Внезапно Сабин увидел, что несколько матросов, бесцельно слонявшихся до того по палубе, вдруг бросились к правому боргу, перегнулись через него и принялись оживленно переговариваться, возбужденно жестикулируя.

— Что там такое, интересно? — спросил трибун у Корникса, который тоже смотрел в направлении группы матросов.

— Не знаю, — пожал плечами галл. — Акулу, наверное, увидели или морского змея.

Сабин недовольно хмыкнул и махнул рукой.

— А ну-ка, узнай, в чем дело.

Корникс неохотно поднялся на ноги, держась за мачту, и медленно двинулся к матросам. Их крики становились все громче.

Сабин забросил в рот последний кусок сыра, отломил хлеба и сосредоточенно жевал пищу, не сводя глаз с Корникса, который уже подошел к борту и теперь тоже с любопытством смотрел на что-то, находившееся в море.

Наконец, один из матросов побежал за шкипером, а Корникс вернулся к хозяину.

— Они говорят, там человек за бортом, — пояснил галл. — Я, правда, ничего не разглядел — бревно какое-то плывет, и все. Матросы уверены, что это кто-то из пиратов, уцелевших после боя, и собираются повесить его на рее.

На палубе появился заспанный и злой Никомед.

Матросы выжидательно повернулись к нему.

Шкипер бросил мимолетный взгляд в море и потер ладонью гудящую голову.

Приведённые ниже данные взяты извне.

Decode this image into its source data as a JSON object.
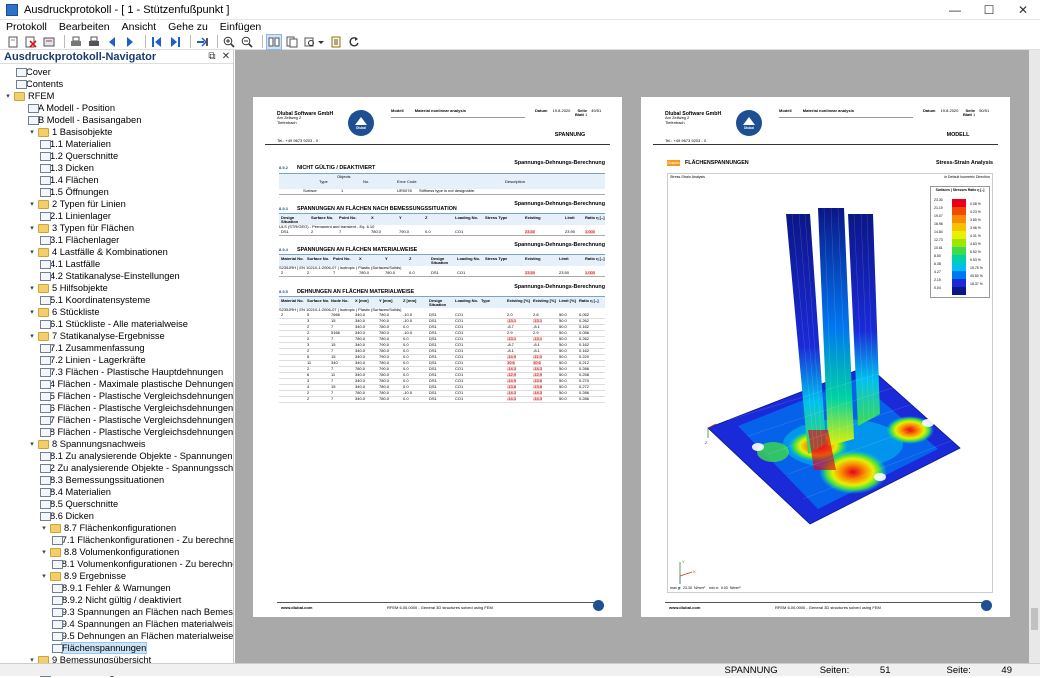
{
  "window": {
    "title": "Ausdruckprotokoll - [ 1 - Stützenfußpunkt ]",
    "minimize": "—",
    "maximize": "☐",
    "close": "✕"
  },
  "menu": [
    "Protokoll",
    "Bearbeiten",
    "Ansicht",
    "Gehe zu",
    "Einfügen"
  ],
  "navigator": {
    "title": "Ausdruckprotokoll-Navigator",
    "pin": "⧉",
    "close": "✕"
  },
  "tree": [
    {
      "label": "Cover",
      "depth": 1,
      "icon": "page"
    },
    {
      "label": "Contents",
      "depth": 1,
      "icon": "page"
    },
    {
      "label": "RFEM",
      "depth": 0,
      "icon": "folder",
      "exp": "▾"
    },
    {
      "label": "A Modell - Position",
      "depth": 2,
      "icon": "page"
    },
    {
      "label": "B Modell - Basisangaben",
      "depth": 2,
      "icon": "page"
    },
    {
      "label": "1 Basisobjekte",
      "depth": 2,
      "icon": "folder",
      "exp": "▾"
    },
    {
      "label": "1.1 Materialien",
      "depth": 3,
      "icon": "page"
    },
    {
      "label": "1.2 Querschnitte",
      "depth": 3,
      "icon": "page"
    },
    {
      "label": "1.3 Dicken",
      "depth": 3,
      "icon": "page"
    },
    {
      "label": "1.4 Flächen",
      "depth": 3,
      "icon": "page"
    },
    {
      "label": "1.5 Öffnungen",
      "depth": 3,
      "icon": "page"
    },
    {
      "label": "2 Typen für Linien",
      "depth": 2,
      "icon": "folder",
      "exp": "▾"
    },
    {
      "label": "2.1 Linienlager",
      "depth": 3,
      "icon": "page"
    },
    {
      "label": "3 Typen für Flächen",
      "depth": 2,
      "icon": "folder",
      "exp": "▾"
    },
    {
      "label": "3.1 Flächenlager",
      "depth": 3,
      "icon": "page"
    },
    {
      "label": "4 Lastfälle & Kombinationen",
      "depth": 2,
      "icon": "folder",
      "exp": "▾"
    },
    {
      "label": "4.1 Lastfälle",
      "depth": 3,
      "icon": "page"
    },
    {
      "label": "4.2 Statikanalyse-Einstellungen",
      "depth": 3,
      "icon": "page"
    },
    {
      "label": "5 Hilfsobjekte",
      "depth": 2,
      "icon": "folder",
      "exp": "▾"
    },
    {
      "label": "5.1 Koordinatensysteme",
      "depth": 3,
      "icon": "page"
    },
    {
      "label": "6 Stückliste",
      "depth": 2,
      "icon": "folder",
      "exp": "▾"
    },
    {
      "label": "6.1 Stückliste - Alle materialweise",
      "depth": 3,
      "icon": "page"
    },
    {
      "label": "7 Statikanalyse-Ergebnisse",
      "depth": 2,
      "icon": "folder",
      "exp": "▾"
    },
    {
      "label": "7.1 Zusammenfassung",
      "depth": 3,
      "icon": "page"
    },
    {
      "label": "7.2 Linien - Lagerkräfte",
      "depth": 3,
      "icon": "page"
    },
    {
      "label": "7.3 Flächen - Plastische Hauptdehnungen",
      "depth": 3,
      "icon": "page"
    },
    {
      "label": "7.4 Flächen - Maximale plastische Dehnungen",
      "depth": 3,
      "icon": "page"
    },
    {
      "label": "7.5 Flächen - Plastische Vergleichsdehnungen - von Mi...",
      "depth": 3,
      "icon": "page"
    },
    {
      "label": "7.6 Flächen - Plastische Vergleichsdehnungen - Tresca",
      "depth": 3,
      "icon": "page"
    },
    {
      "label": "7.7 Flächen - Plastische Vergleichsdehnungen - Rankine",
      "depth": 3,
      "icon": "page"
    },
    {
      "label": "7.8 Flächen - Plastische Vergleichsdehnungen - Bach",
      "depth": 3,
      "icon": "page"
    },
    {
      "label": "8 Spannungsnachweis",
      "depth": 2,
      "icon": "folder",
      "exp": "▾"
    },
    {
      "label": "8.1 Zu analysierende Objekte - Spannungen",
      "depth": 3,
      "icon": "page"
    },
    {
      "label": "8.2 Zu analysierende Objekte - Spannungsschwingbrei...",
      "depth": 3,
      "icon": "page"
    },
    {
      "label": "8.3 Bemessungssituationen",
      "depth": 3,
      "icon": "page"
    },
    {
      "label": "8.4 Materialien",
      "depth": 3,
      "icon": "page"
    },
    {
      "label": "8.5 Querschnitte",
      "depth": 3,
      "icon": "page"
    },
    {
      "label": "8.6 Dicken",
      "depth": 3,
      "icon": "page"
    },
    {
      "label": "8.7 Flächenkonfigurationen",
      "depth": 3,
      "icon": "folder",
      "exp": "▾"
    },
    {
      "label": "8.7.1 Flächenkonfigurationen - Zu berechnende D...",
      "depth": 4,
      "icon": "page"
    },
    {
      "label": "8.8 Volumenkonfigurationen",
      "depth": 3,
      "icon": "folder",
      "exp": "▾"
    },
    {
      "label": "8.8.1 Volumenkonfigurationen - Zu berechnende ...",
      "depth": 4,
      "icon": "page"
    },
    {
      "label": "8.9 Ergebnisse",
      "depth": 3,
      "icon": "folder",
      "exp": "▾"
    },
    {
      "label": "8.9.1 Fehler & Warnungen",
      "depth": 4,
      "icon": "page"
    },
    {
      "label": "8.9.2 Nicht gültig / deaktiviert",
      "depth": 4,
      "icon": "page"
    },
    {
      "label": "8.9.3 Spannungen an Flächen nach Bemessungssi...",
      "depth": 4,
      "icon": "page"
    },
    {
      "label": "8.9.4 Spannungen an Flächen materialweise",
      "depth": 4,
      "icon": "page"
    },
    {
      "label": "8.9.5 Dehnungen an Flächen materialweise",
      "depth": 4,
      "icon": "page"
    },
    {
      "label": "Flächenspannungen",
      "depth": 4,
      "icon": "page",
      "selected": true
    },
    {
      "label": "9 Bemessungsübersicht",
      "depth": 2,
      "icon": "folder",
      "exp": "▾"
    },
    {
      "label": "9.1 Bemessungsübersicht",
      "depth": 3,
      "icon": "page"
    }
  ],
  "page_left": {
    "company": "Dlubal Software GmbH",
    "address1": "Am Zellweg 2",
    "address2": "Tiefenbach",
    "phone": "Tel.: +49 9673 9203 - 0",
    "model_label": "Modell",
    "model_value": "Material nonlinear analysis",
    "date_label": "Datum",
    "date_value": "19.8.2020",
    "page_label": "Seite",
    "page_value": "49/51",
    "sheet_label": "Blatt",
    "sheet_value": "1",
    "header_tag": "SPANNUNG",
    "sec1_no": "8.9.2",
    "sec1_title": "NICHT GÜLTIG / DEAKTIVIERT",
    "sec1_right": "Spannungs-Dehnungs-Berechnung",
    "sec1_cols": [
      "Objects",
      "Type",
      "No.",
      "Error Code",
      "Description"
    ],
    "sec1_row": [
      "Surface",
      "1",
      "UR0078",
      "Stiffness type is not designable."
    ],
    "sec2_no": "8.9.3",
    "sec2_title": "SPANNUNGEN AN FLÄCHEN NACH BEMESSUNGSSITUATION",
    "sec2_right": "Spannungs-Dehnungs-Berechnung",
    "sec2_cols": [
      "Design Situation",
      "Surface No.",
      "Point No.",
      "X",
      "Y",
      "Z",
      "Loading No.",
      "Stress Type",
      "Existing",
      "Limit",
      "Ratio η [–]"
    ],
    "sec2_sub": "ULS (STR/GEO) - Permanent and transient - Eq. 6.10",
    "sec2_row": [
      "DS1",
      "2",
      "7",
      "780.0",
      "790.0",
      "0.0",
      "CO1",
      "",
      "23.50",
      "23.90",
      "1.000"
    ],
    "sec3_no": "8.9.4",
    "sec3_title": "SPANNUNGEN AN FLÄCHEN MATERIALWEISE",
    "sec3_right": "Spannungs-Dehnungs-Berechnung",
    "sec3_cols": [
      "Material No.",
      "Surface No.",
      "Point No.",
      "X",
      "Y",
      "Z",
      "Design Situation",
      "Loading No.",
      "Stress Type",
      "Existing",
      "Limit",
      "Ratio η [–]"
    ],
    "sec3_sub": "S235JRH | EN 10210-1:2006-07 | Isotropic | Plastic (Surfaces/Solids)",
    "sec3_row": [
      "2",
      "2",
      "7",
      "780.0",
      "780.0",
      "0.0",
      "DS1",
      "CO1",
      "",
      "23.50",
      "23.50",
      "1.000"
    ],
    "sec4_no": "8.9.5",
    "sec4_title": "DEHNUNGEN AN FLÄCHEN MATERIALWEISE",
    "sec4_right": "Spannungs-Dehnungs-Berechnung",
    "sec4_cols": [
      "Material No.",
      "Surface No.",
      "Node No.",
      "X [mm]",
      "Y [mm]",
      "Z [mm]",
      "Design Situation",
      "Loading No.",
      "Type",
      "Existing [%]",
      "Existing [%]",
      "Limit [%]",
      "Ratio η [–]"
    ],
    "sec4_sub": "S235JRH | EN 10210-1:2006-07 | Isotropic | Plastic (Surfaces/Solids)",
    "sec4_rows": [
      [
        "2",
        "5",
        "7666",
        "340.0",
        "780.0",
        "-10.0",
        "DS1",
        "CO1",
        "2.0",
        "2.6",
        "50.0",
        "0.052"
      ],
      [
        "",
        "3",
        "15",
        "340.0",
        "790.0",
        "-10.0",
        "DS1",
        "CO1",
        "-13.1",
        "-13.1",
        "50.0",
        "0.262"
      ],
      [
        "",
        "2",
        "7",
        "340.0",
        "780.0",
        "0.0",
        "DS1",
        "CO1",
        "-8.7",
        "-8.1",
        "50.0",
        "0.162"
      ],
      [
        "",
        "2",
        "5166",
        "340.0",
        "780.0",
        "-10.0",
        "DS1",
        "CO1",
        "2.9",
        "2.9",
        "50.0",
        "0.056"
      ],
      [
        "",
        "2",
        "7",
        "780.0",
        "780.0",
        "0.0",
        "DS1",
        "CO1",
        "-13.1",
        "-13.1",
        "50.0",
        "0.262"
      ],
      [
        "",
        "3",
        "15",
        "340.0",
        "790.0",
        "0.0",
        "DS1",
        "CO1",
        "-8.7",
        "-8.1",
        "50.0",
        "0.162"
      ],
      [
        "",
        "2",
        "7",
        "340.0",
        "780.0",
        "0.0",
        "DS1",
        "CO1",
        "-8.1",
        "-8.1",
        "50.0",
        "0.162"
      ],
      [
        "",
        "5",
        "15",
        "340.0",
        "790.0",
        "0.0",
        "DS1",
        "CO1",
        "-14.9",
        "-11.0",
        "50.0",
        "0.220"
      ],
      [
        "",
        "11",
        "340",
        "340.0",
        "780.0",
        "0.0",
        "DS1",
        "CO1",
        "10.6",
        "10.6",
        "50.0",
        "0.212"
      ],
      [
        "",
        "2",
        "7",
        "780.0",
        "790.0",
        "0.0",
        "DS1",
        "CO1",
        "-14.3",
        "-14.3",
        "50.0",
        "0.286"
      ],
      [
        "",
        "6",
        "11",
        "340.0",
        "780.0",
        "0.0",
        "DS1",
        "CO1",
        "-12.9",
        "-12.9",
        "50.0",
        "0.258"
      ],
      [
        "",
        "3",
        "7",
        "340.0",
        "780.0",
        "0.0",
        "DS1",
        "CO1",
        "-14.9",
        "-13.6",
        "50.0",
        "0.270"
      ],
      [
        "",
        "4",
        "15",
        "340.0",
        "780.0",
        "0.0",
        "DS1",
        "CO1",
        "-13.6",
        "-13.6",
        "50.0",
        "0.272"
      ],
      [
        "",
        "2",
        "7",
        "780.0",
        "780.0",
        "-10.0",
        "DS1",
        "CO1",
        "-14.3",
        "-14.3",
        "50.0",
        "0.286"
      ],
      [
        "",
        "2",
        "7",
        "340.0",
        "780.0",
        "0.0",
        "DS1",
        "CO1",
        "-14.3",
        "-14.3",
        "50.0",
        "0.286"
      ]
    ],
    "footer_url": "www.dlubal.com",
    "footer_text": "RFEM 6.00.0000 - General 3D structures solved using FEM"
  },
  "page_right": {
    "company": "Dlubal Software GmbH",
    "address1": "Am Zellweg 2",
    "address2": "Tiefenbach",
    "phone": "Tel.: +49 9673 9203 - 0",
    "model_label": "Modell",
    "model_value": "Material nonlinear analysis",
    "date_label": "Datum",
    "date_value": "19.8.2020",
    "page_label": "Seite",
    "page_value": "50/51",
    "sheet_label": "Blatt",
    "sheet_value": "1",
    "header_tag": "MODELL",
    "badge": "Graphic",
    "title": "FLÄCHENSPANNUNGEN",
    "title_right": "Stress-Strain Analysis",
    "box_left": "Stress-Strain Analysis",
    "box_right": "in Default Isometric Direction",
    "legend_title": "Surfaces | Stresses Ratio η [–]",
    "legend_values": [
      "23.30",
      "21.19",
      "19.07",
      "16.96",
      "14.84",
      "12.73",
      "10.61",
      "8.50",
      "6.38",
      "4.27",
      "2.15",
      "0.04"
    ],
    "legend_pct": [
      "0.08 %",
      "4.23 %",
      "3.80 %",
      "3.96 %",
      "4.31 %",
      "4.63 %",
      "6.52 %",
      "9.53 %",
      "15.75 %",
      "40.50 %",
      "18.37 %"
    ],
    "legend_colors": [
      "#e8001c",
      "#f24a00",
      "#fb8c00",
      "#f6c200",
      "#e6f000",
      "#9ce600",
      "#3ddc4a",
      "#00d3a3",
      "#00c0ee",
      "#0076f0",
      "#1a2ad8",
      "#0b1687"
    ],
    "bottom_note_label": "max σ:",
    "bottom_note": "23.30",
    "bottom_note_min_label": "min σ:",
    "bottom_note_min": "0.03",
    "bottom_note_unit": "N/mm²",
    "axis_x": "X",
    "axis_y": "Y",
    "axis_z": "Z",
    "footer_url": "www.dlubal.com",
    "footer_text": "RFEM 6.00.0000 - General 3D structures solved using FEM"
  },
  "status": {
    "mode": "SPANNUNG",
    "pages_label": "Seiten:",
    "pages": "51",
    "page_label": "Seite:",
    "page": "49"
  }
}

— Поднимите его на борт, — распорядился он. — Сейчас посмотрим, что это за птица.

Сабин встал на ноги и подошел ближе. Теперь уже вполне можно было различить толстое бревно — в котором любой моряк признал бы обломок корабельной мачты — и судорожно вцепившегося в него человека.

Через несколько минут люди Никомеда втащили на палубу рослого черноволосого и чернобородого мужчину в одной набедренной повязке, предварительно отвязав от бревна, к которому тот был прикреплен тонким кожаным поясом.

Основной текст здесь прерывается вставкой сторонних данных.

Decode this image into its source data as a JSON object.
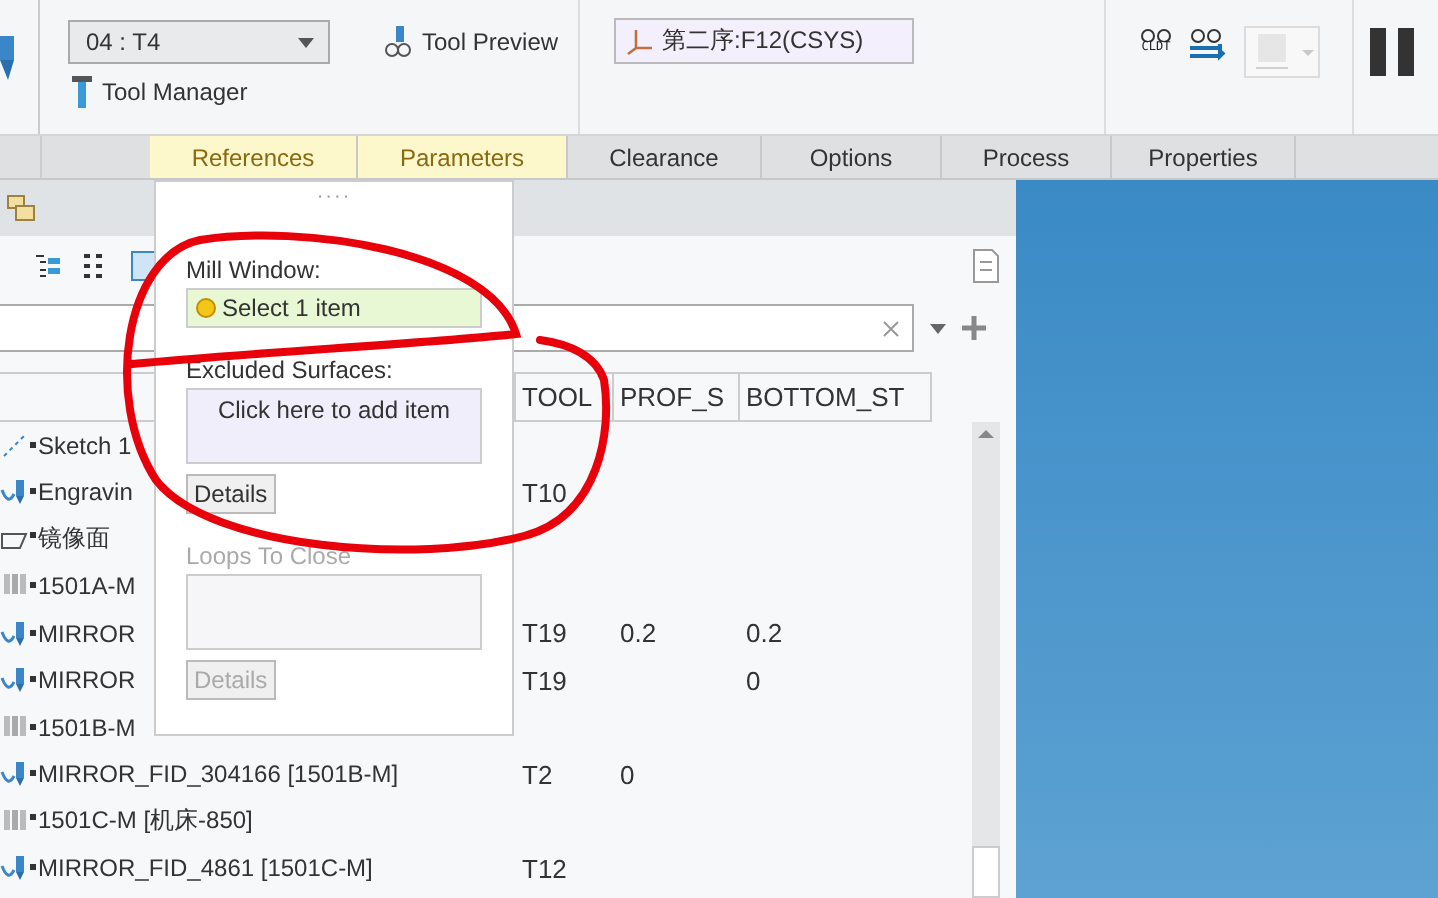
{
  "ribbon": {
    "tool_select": {
      "value": "04 : T4"
    },
    "tool_manager": "Tool Manager",
    "tool_preview": "Tool Preview",
    "step_orientation": {
      "value": "第二序:F12(CSYS)"
    },
    "cldt_label": "CLDT",
    "tool_display": {
      "disabled": true
    }
  },
  "tabs": [
    {
      "label": "References",
      "highlighted": true
    },
    {
      "label": "Parameters",
      "highlighted": true
    },
    {
      "label": "Clearance",
      "highlighted": false
    },
    {
      "label": "Options",
      "highlighted": false
    },
    {
      "label": "Process",
      "highlighted": false
    },
    {
      "label": "Properties",
      "highlighted": false
    }
  ],
  "references_panel": {
    "grip": "····",
    "sections": [
      {
        "label": "Mill Window:",
        "value": "Select 1 item",
        "selected": true,
        "disabled": false
      },
      {
        "label": "Excluded Surfaces:",
        "value": "Click here to add item",
        "selected": false,
        "disabled": false,
        "button": "Details"
      },
      {
        "label": "Loops To Close",
        "selected": false,
        "disabled": true,
        "button": "Details"
      }
    ]
  },
  "tree": {
    "columns": [
      "TOOL",
      "PROF_S",
      "BOTTOM_ST"
    ],
    "rows": [
      {
        "kind": "sketch",
        "name": "Sketch 1",
        "cells": [
          "",
          "",
          ""
        ]
      },
      {
        "kind": "toolpath",
        "name": "Engravin",
        "cells": [
          "T10",
          "",
          ""
        ]
      },
      {
        "kind": "plane",
        "name": "镜像面",
        "cells": [
          "",
          "",
          ""
        ]
      },
      {
        "kind": "operation",
        "name": "1501A-M",
        "cells": [
          "",
          "",
          ""
        ]
      },
      {
        "kind": "toolpath",
        "name": "MIRROR",
        "cells": [
          "T19",
          "0.2",
          "0.2"
        ]
      },
      {
        "kind": "toolpath",
        "name": "MIRROR",
        "cells": [
          "T19",
          "",
          "0"
        ]
      },
      {
        "kind": "operation",
        "name": "1501B-M",
        "cells": [
          "",
          "",
          ""
        ]
      },
      {
        "kind": "toolpath",
        "name": "MIRROR_FID_304166 [1501B-M]",
        "cells": [
          "T2",
          "0",
          ""
        ]
      },
      {
        "kind": "operation",
        "name": "1501C-M [机床-850]",
        "cells": [
          "",
          "",
          ""
        ]
      },
      {
        "kind": "toolpath",
        "name": "MIRROR_FID_4861 [1501C-M]",
        "cells": [
          "T12",
          "",
          ""
        ]
      }
    ]
  }
}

Спасенный выглядел неважно — видимо, наглотался морской воды. Матросы, не скрывая враждебности, обступили его, негромко переговариваясь и ожидая команды своего начальника.

— Ну, что ж, — сказал Никомед. — Все ясно. Весело тебе было разбойничать и нападать на мирные корабли? — обратился он к мужчине. — А вот сейчас мы тебе покажем....

Сабин сделал еще шаг и взглянул в лицо чернобородого. Тот ответил ему дерзким взглядом, уже понемногу приходя в себя.

— Так вы спасли его только для того, чтобы теперь повесить? — спросил трибун, поворачиваясь к Никомеду.

— Морские законы — это святое дело, господин, — глубокомысленно заявил тот. — Мы. обязаны были помочь человеку, очутившемуся в воде, но поскольку это явно кто-то из пиратов, разбитых цезарским флотом, то мы имеем полное право вздернуть его на рее. Так уж принято на море, господин.

— А почему ты уверен, что он разбойник? — спросил Сабин, нахмурившись. — Может, их судно потерпело крушение?

— Конечно, — ухмыльнулся Никомед. — Да посмотри на его рожу, господин, бандит, клянусь Аполлоном.

«На свою бы посмотрел, — хотел сказать трибун. — Ничем не лучше».

Но он промолчал и повернулся к чернобородому.

— Как тебя зовут?

— Феликс, — глухо ответил мужчина, осторожно разминая затекшие руки.

— Кто ты такой?

Тот поднял голову и снова смело встретил испытующий взгляд трибуна.

— Вы же все равно не поверите, если я скажу, что мое судно разбило бурей и лишь один я спасся?

— Где разбило? Когда? — вмешался Никомед. — Не заговаривай нам зубы, любезный. Тебя ждет веревка, как ни крути.

— Подожди, — рявкнул Сабин и снова посмотрел на мужчину.

Несколько секунд они не сводили глаз друг с друга.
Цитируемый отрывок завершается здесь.